GamerGate, Reddit, and the Coordinated Harassment of Women in Games
2014–2015
During the GamerGate harassment campaign, Reddit communities — most prominently r/KotakuInAction — served as a major hub for coordination and amplification, as targets including Zoe Quinn, Brianna Wu, and Anita Sarkeesian faced doxxing, threats, and forced evacuations from their homes.
What happened
GamerGate was a sprawling online harassment campaign that erupted in August 2014 under the guise of a debate about ethics in video-game journalism. In practice, it functioned as a sustained, misogynistic effort targeting women in and around the games industry. The campaign was coordinated across multiple platforms — 4chan, 8chan, Twitter, and Reddit — and is now widely cited as a template for the organized online harassment that followed across the internet in subsequent years.
Reddit's role was significant. The subreddit r/KotakuInAction became one of the most active GamerGate communities, a central gathering place where participants aggregated grievances, organized responses to perceived enemies, and amplified attacks. While moderators maintained rules ostensibly prohibiting doxxing and harassment, critics, researchers, and journalists documented that the community nonetheless served as a coordination and amplification hub for a movement whose targets were subjected to severe abuse. Reddit's broader culture of the period — and the company's hesitancy to intervene — drew criticism for allowing the campaign to flourish on the platform.
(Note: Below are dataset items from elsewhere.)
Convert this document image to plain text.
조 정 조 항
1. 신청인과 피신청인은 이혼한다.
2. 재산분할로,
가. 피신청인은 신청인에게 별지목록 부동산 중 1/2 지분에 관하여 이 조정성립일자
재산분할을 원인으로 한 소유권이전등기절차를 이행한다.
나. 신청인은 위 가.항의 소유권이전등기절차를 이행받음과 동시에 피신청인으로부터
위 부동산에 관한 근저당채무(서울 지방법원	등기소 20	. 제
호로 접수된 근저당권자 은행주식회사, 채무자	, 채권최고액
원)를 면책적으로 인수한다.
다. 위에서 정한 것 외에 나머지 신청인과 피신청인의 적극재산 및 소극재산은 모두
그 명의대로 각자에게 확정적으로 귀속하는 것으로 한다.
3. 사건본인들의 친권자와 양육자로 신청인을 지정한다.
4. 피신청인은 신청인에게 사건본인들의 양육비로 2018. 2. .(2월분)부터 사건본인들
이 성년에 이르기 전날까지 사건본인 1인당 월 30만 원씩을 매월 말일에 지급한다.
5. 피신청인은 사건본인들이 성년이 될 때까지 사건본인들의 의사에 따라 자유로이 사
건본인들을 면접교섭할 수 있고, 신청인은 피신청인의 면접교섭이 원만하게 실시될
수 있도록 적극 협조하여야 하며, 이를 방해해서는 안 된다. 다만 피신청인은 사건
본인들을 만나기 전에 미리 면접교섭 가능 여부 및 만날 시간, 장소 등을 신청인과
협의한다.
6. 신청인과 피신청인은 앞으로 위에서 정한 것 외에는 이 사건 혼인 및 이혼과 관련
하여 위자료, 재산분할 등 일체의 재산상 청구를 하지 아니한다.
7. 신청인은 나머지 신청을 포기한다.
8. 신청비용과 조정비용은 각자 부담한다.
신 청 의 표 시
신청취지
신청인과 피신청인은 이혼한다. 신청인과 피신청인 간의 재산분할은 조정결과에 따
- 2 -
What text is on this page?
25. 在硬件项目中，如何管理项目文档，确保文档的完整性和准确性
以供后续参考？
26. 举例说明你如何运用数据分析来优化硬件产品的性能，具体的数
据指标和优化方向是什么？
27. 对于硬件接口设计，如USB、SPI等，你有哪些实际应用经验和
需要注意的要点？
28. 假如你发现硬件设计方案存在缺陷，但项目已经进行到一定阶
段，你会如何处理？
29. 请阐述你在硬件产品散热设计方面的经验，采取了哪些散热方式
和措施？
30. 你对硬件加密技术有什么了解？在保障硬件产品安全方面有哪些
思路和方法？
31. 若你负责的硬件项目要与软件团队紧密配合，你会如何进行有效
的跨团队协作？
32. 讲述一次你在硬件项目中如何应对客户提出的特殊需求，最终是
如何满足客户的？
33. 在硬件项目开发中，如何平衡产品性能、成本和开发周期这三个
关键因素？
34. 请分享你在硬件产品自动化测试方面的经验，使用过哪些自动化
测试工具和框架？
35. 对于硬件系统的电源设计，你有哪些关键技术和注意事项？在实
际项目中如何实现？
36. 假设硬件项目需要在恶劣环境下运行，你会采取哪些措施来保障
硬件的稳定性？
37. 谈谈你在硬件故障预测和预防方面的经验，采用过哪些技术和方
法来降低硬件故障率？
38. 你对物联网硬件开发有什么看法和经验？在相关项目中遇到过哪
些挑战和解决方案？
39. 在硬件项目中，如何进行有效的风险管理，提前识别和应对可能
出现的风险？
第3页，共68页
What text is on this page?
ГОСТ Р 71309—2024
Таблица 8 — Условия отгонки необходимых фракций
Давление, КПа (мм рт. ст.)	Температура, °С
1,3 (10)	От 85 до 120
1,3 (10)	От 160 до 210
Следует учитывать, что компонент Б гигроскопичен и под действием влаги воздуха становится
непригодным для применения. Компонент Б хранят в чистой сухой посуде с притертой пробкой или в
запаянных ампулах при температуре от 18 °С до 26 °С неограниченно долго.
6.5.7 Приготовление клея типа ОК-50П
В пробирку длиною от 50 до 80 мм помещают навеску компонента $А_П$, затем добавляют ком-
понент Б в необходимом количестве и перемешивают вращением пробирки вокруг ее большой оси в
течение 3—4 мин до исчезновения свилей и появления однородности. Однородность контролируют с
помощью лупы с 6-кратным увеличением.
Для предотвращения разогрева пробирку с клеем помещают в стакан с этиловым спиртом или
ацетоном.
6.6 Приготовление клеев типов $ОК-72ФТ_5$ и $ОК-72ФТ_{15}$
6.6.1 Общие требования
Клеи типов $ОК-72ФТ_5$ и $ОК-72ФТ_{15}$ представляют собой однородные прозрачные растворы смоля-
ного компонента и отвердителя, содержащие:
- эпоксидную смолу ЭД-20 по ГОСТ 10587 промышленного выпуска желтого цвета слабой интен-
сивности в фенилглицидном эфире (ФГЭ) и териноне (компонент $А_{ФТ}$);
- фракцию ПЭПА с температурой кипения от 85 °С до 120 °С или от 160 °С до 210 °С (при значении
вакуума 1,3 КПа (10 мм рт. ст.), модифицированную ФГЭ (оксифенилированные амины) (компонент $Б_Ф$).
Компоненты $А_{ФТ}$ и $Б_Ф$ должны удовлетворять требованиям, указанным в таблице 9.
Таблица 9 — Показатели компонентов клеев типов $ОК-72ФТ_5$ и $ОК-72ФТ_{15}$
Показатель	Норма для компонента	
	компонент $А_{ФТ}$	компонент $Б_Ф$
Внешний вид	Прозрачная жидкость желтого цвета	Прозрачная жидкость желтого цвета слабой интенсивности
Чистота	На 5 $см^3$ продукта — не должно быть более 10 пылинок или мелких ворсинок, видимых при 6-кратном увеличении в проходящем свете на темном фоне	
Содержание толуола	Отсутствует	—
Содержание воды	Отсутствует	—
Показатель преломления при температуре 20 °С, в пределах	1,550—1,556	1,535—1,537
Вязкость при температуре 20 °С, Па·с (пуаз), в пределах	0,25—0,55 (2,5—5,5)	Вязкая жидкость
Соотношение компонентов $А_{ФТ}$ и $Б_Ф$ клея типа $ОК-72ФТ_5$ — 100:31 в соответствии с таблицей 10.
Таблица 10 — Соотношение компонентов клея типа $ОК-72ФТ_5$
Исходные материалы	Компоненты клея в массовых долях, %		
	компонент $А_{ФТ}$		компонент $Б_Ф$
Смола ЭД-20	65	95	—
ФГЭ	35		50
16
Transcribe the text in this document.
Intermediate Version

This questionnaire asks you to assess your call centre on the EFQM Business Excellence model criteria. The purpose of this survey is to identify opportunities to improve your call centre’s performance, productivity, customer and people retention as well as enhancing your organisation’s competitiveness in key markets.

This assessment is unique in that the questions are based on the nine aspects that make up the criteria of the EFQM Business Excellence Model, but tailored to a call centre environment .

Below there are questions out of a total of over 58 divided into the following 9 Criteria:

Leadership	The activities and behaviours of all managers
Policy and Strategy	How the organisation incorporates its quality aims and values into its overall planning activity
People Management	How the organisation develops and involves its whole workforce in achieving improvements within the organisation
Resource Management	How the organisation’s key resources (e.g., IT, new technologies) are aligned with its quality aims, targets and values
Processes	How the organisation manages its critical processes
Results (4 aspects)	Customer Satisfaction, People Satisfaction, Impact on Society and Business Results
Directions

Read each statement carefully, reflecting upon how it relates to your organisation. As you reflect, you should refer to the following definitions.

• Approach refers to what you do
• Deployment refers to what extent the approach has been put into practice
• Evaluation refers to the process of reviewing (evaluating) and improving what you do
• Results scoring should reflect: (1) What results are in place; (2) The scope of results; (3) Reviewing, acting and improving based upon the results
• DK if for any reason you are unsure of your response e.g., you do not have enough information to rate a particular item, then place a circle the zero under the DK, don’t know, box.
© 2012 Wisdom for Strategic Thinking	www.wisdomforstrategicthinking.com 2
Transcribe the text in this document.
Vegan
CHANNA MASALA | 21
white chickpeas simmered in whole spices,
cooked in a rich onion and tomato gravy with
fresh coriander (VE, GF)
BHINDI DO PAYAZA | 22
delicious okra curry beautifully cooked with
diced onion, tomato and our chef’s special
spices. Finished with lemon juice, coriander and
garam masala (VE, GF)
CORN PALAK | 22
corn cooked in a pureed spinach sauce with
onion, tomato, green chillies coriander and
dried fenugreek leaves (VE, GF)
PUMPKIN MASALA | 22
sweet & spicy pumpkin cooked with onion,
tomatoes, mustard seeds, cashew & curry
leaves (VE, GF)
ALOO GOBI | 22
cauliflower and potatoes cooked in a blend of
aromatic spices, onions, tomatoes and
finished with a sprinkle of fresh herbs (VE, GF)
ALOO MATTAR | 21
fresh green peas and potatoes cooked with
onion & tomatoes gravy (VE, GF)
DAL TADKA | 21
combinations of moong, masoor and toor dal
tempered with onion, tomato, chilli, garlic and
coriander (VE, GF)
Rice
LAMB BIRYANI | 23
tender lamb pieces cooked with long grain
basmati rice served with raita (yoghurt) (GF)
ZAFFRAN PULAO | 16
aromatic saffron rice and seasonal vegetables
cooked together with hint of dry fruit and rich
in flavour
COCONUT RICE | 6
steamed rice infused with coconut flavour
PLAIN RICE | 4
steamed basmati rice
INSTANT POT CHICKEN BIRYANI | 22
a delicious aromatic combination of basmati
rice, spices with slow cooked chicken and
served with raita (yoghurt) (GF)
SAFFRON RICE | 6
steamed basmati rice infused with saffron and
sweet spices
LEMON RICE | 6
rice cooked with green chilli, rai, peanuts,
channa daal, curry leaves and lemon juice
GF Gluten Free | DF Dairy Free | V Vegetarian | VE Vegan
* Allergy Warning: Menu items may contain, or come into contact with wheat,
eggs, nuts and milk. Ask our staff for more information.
The harm to targets was concrete and, in several cases, drove them from their homes. Game developer Zoe Quinn, whose ex-partner's blog post helped ignite the campaign, faced a relentless wave of doxxing and threats. Developer Brianna Wu fled her home with her husband in October 2014 after her home address and other identifying information were posted online and she received specific threats of rape and murder. Media critic Anita Sarkeesian was forced to cancel an October 2014 talk at Utah State University after the school received an email threatening 'the deadliest school shooting in American history'; because of Utah's open-carry laws, the authorities would not screen attendees for weapons, and she withdrew. Several targets reported lasting trauma, including post-traumatic stress.
The campaign's mechanics — anonymous coordination, the rapid spread of personal information, the blurring of 'just asking questions' with targeted abuse, and the recruitment of large communities to pile onto individuals — were not unique to any one platform, but Reddit's scale and community structure made it an important node. The episode also exposed the limits of a moderation philosophy that treats a community's stated rules as sufficient even when its collective activity produces documented real-world harm.
A decade later, GamerGate is frequently described by journalists and researchers as a harbinger of the broader toxicity of online life, and as an early proving ground for harassment tactics later turned against journalists, public officials, and other women in public life. Reddit's part in it remains a reference point in debates over how platforms should handle communities organized around grievance when that organization translates into off-platform threats and the forced displacement of the people targeted.